Can the Bears Get to Apple?
NEW YORK (TheStreet) -- The next obstacle for the market is upon us. The bears are forecasting a no growth earnings season. They have moved on from European crisis mode and are now fretting about the impact of high commodity prices, decreasing Chinese growth and a weakened European economy. The past week has offered hundreds of articles on the topic.
The true test of an economic variable is the market's reaction to it. We will closely monitor the market's reaction to earnings season with the first few reports. It's worth noting that the Dow is showing increased downside volatility in the near term.
Over the past two weeks, we have had three days in which the Dow dropped more than 125 points. The Dow hasn't closed below 13,000 since March 12, but as I write this post the Dow is trading at an intraday level of 12,909 due to the worse than expected employment report. The Dow 13,000 level is a good barometer as we observe the next few weeks of earnings reports.

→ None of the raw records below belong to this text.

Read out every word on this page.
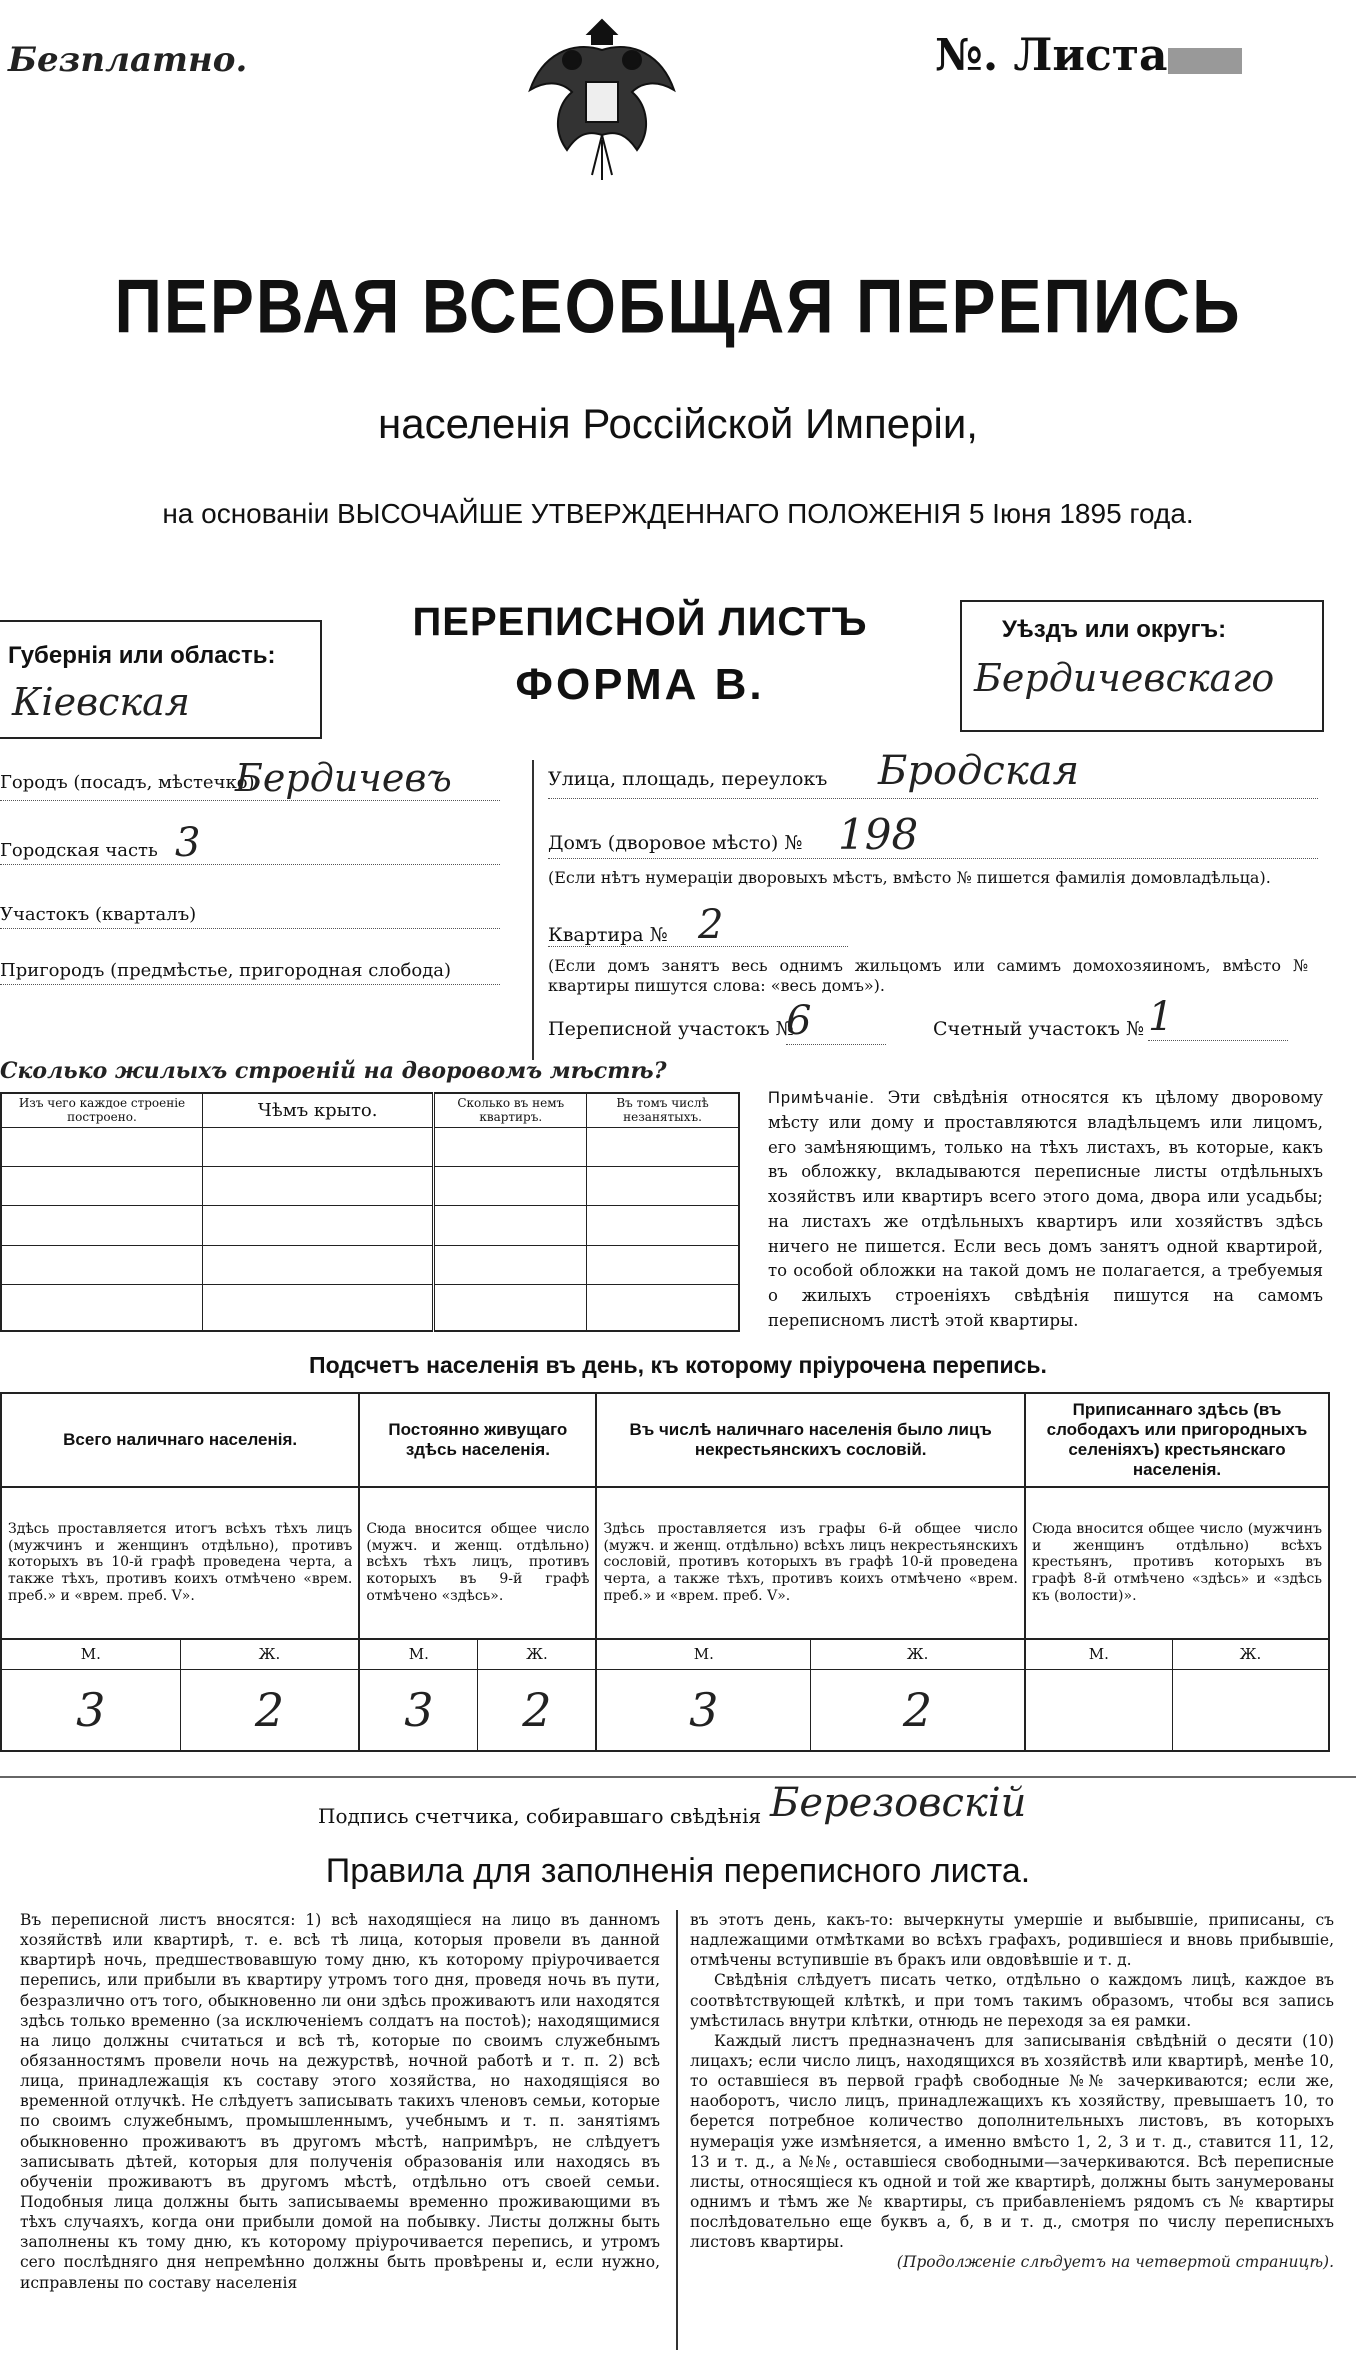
Безплатно.	№. Листа
ПЕРВАЯ ВСЕОБЩАЯ ПЕРЕПИСЬ
населенія Россійской Имперіи,
на основаніи ВЫСОЧАЙШЕ УТВЕРЖДЕННАГО ПОЛОЖЕНІЯ 5 Іюня 1895 года.
Губернія или область:
Кіевская
ПЕРЕПИСНОЙ ЛИСТЪ
ФОРМА В.
Уѣздъ или округъ:
Бердичевскаго
Городъ (посадъ, мѣстечко)
Бердичевъ
Городская часть 3
Участокъ (кварталъ)
Пригородъ (предмѣстье, пригородная слобода)
Улица, площадь, переулокъ Бродская
Домъ (дворовое мѣсто) № 198
(Если нѣтъ нумераціи дворовыхъ мѣстъ, вмѣсто № пишется фамилія домовладѣльца).
Квартира № 2
(Если домъ занятъ весь однимъ жильцомъ или самимъ домохозяиномъ, вмѣсто № квартиры пишутся слова: «весь домъ»).
Переписной участокъ №
6	Счетный участокъ № 1
Сколько жилыхъ строеній на дворовомъ мѣстѣ?
Изъ чего каждое строеніе построено.	Чѣмъ крыто.	Сколько въ немъ квартиръ.	Въ томъ числѣ незанятыхъ.

Примѣчаніе. Эти свѣдѣнія относятся къ цѣлому дворовому мѣсту или дому и проставляются владѣльцемъ или лицомъ, его замѣняющимъ, только на тѣхъ листахъ, въ которые, какъ въ обложку, вкладываются переписные листы отдѣльныхъ хозяйствъ или квартиръ всего этого дома, двора или усадьбы; на листахъ же отдѣльныхъ квартиръ или хозяйствъ здѣсь ничего не пишется. Если весь домъ занятъ одной квартирой, то особой обложки на такой домъ не полагается, а требуемыя о жилыхъ строеніяхъ свѣдѣнія пишутся на самомъ переписномъ листѣ этой квартиры.
Подсчетъ населенія въ день, къ которому пріурочена перепись.
Всего наличнаго населенія.		Постоянно живущаго здѣсь населенія.		Въ числѣ наличнаго населенія было лицъ некрестьянскихъ сословій.		Приписаннаго здѣсь (въ слободахъ или пригородныхъ селеніяхъ) крестьянскаго населенія.	
Здѣсь проставляется итогъ всѣхъ тѣхъ лицъ (мужчинъ и женщинъ отдѣльно), противъ которыхъ въ 10-й графѣ проведена черта, а также тѣхъ, противъ коихъ отмѣчено «врем. преб.» и «врем. преб. V».		Сюда вносится общее число (мужч. и женщ. отдѣльно) всѣхъ тѣхъ лицъ, противъ которыхъ въ 9-й графѣ отмѣчено «здѣсь».		Здѣсь проставляется изъ графы 6-й общее число (мужч. и женщ. отдѣльно) всѣхъ лицъ некрестьянскихъ сословій, противъ которыхъ въ графѣ 10-й проведена черта, а также тѣхъ, противъ коихъ отмѣчено «врем. преб.» и «врем. преб. V».		Сюда вносится общее число (мужчинъ и женщинъ отдѣльно) всѣхъ крестьянъ, противъ которыхъ въ графѣ 8-й отмѣчено «здѣсь» и «здѣсь къ (волости)».	
М.	Ж.	М.	Ж.	М.	Ж.	М.	Ж.
3	2	3	2	3	2		
Подпись счетчика, собиравшаго свѣдѣнія Березовскій
Правила для заполненія переписного листа.
Въ переписной листъ вносятся: 1) всѣ находящіеся на лицо въ данномъ хозяйствѣ или квартирѣ, т. е. всѣ тѣ лица, которыя провели въ данной квартирѣ ночь, предшествовавшую тому дню, къ которому пріурочивается перепись, или прибыли въ квартиру утромъ того дня, проведя ночь въ пути, безразлично отъ того, обыкновенно ли они здѣсь проживаютъ или находятся здѣсь только временно (за исключеніемъ солдатъ на постоѣ); находящимися на лицо должны считаться и всѣ тѣ, которые по своимъ служебнымъ обязанностямъ провели ночь на дежурствѣ, ночной работѣ и т. п. 2) всѣ лица, принадлежащія къ составу этого хозяйства, но находящіяся во временной отлучкѣ. Не слѣдуетъ записывать такихъ членовъ семьи, которые по своимъ служебнымъ, промышленнымъ, учебнымъ и т. п. занятіямъ обыкновенно проживаютъ въ другомъ мѣстѣ, напримѣръ, не слѣдуетъ записывать дѣтей, которыя для полученія образованія или находясь въ обученіи проживаютъ въ другомъ мѣстѣ, отдѣльно отъ своей семьи. Подобныя лица должны быть записываемы временно проживающими въ тѣхъ случаяхъ, когда они прибыли домой на побывку. Листы должны быть заполнены къ тому дню, къ которому пріурочивается перепись, и утромъ сего послѣдняго дня непремѣнно должны быть провѣрены и, если нужно, исправлены по составу населенія
въ этотъ день, какъ-то: вычеркнуты умершіе и выбывшіе, приписаны, съ надлежащими отмѣтками во всѣхъ графахъ, родившіеся и вновь прибывшіе, отмѣчены вступившіе въ бракъ или овдовѣвшіе и т. д.
Свѣдѣнія слѣдуетъ писать четко, отдѣльно о каждомъ лицѣ, каждое въ соотвѣтствующей клѣткѣ, и при томъ такимъ образомъ, чтобы вся запись умѣстилась внутри клѣтки, отнюдь не переходя за ея рамки.
Каждый листъ предназначенъ для записыванія свѣдѣній о десяти (10) лицахъ; если число лицъ, находящихся въ хозяйствѣ или квартирѣ, менѣе 10, то оставшіеся въ первой графѣ свободные №№ зачеркиваются; если же, наоборотъ, число лицъ, принадлежащихъ къ хозяйству, превышаетъ 10, то берется потребное количество дополнительныхъ листовъ, въ которыхъ нумерація уже измѣняется, а именно вмѣсто 1, 2, 3 и т. д., ставится 11, 12, 13 и т. д., а №№, оставшіеся свободными—зачеркиваются. Всѣ переписные листы, относящіеся къ одной и той же квартирѣ, должны быть занумерованы однимъ и тѣмъ же № квартиры, съ прибавленіемъ рядомъ съ № квартиры послѣдовательно еще буквъ а, б, в и т. д., смотря по числу переписныхъ листовъ квартиры.
(Продолженіе слѣдуетъ на четвертой страницѣ).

Our view, however, is a little different than the bearish view. We think that these lowered earnings expectations could not come at a better time. This is the perfect set-up that enables companies to beat expectations. Instead of the market being down, it has merely flattened out and is waiting to see what the next few weeks will bring.
Let's look at today as an example. Apple(AAPL) had every reason to be down $10. As 20% of the Nasdaq there is significant downside pressure when the index is down 40 to 50 points and yet Apple buyers overwhelmed the selling pressure as the stock went into positive territory.
In addition to the employment selloff, Apple was downgraded this morning on the thesis that wireless carriers are on the verge of cutting back iPhone subsidies that provide Apple with its $600 ASP. The thesis makes sense in a theoretical sort of way but here in reality we see carriers like Sprint(S) deciding to do whatever it takes to become an iPhone distributor.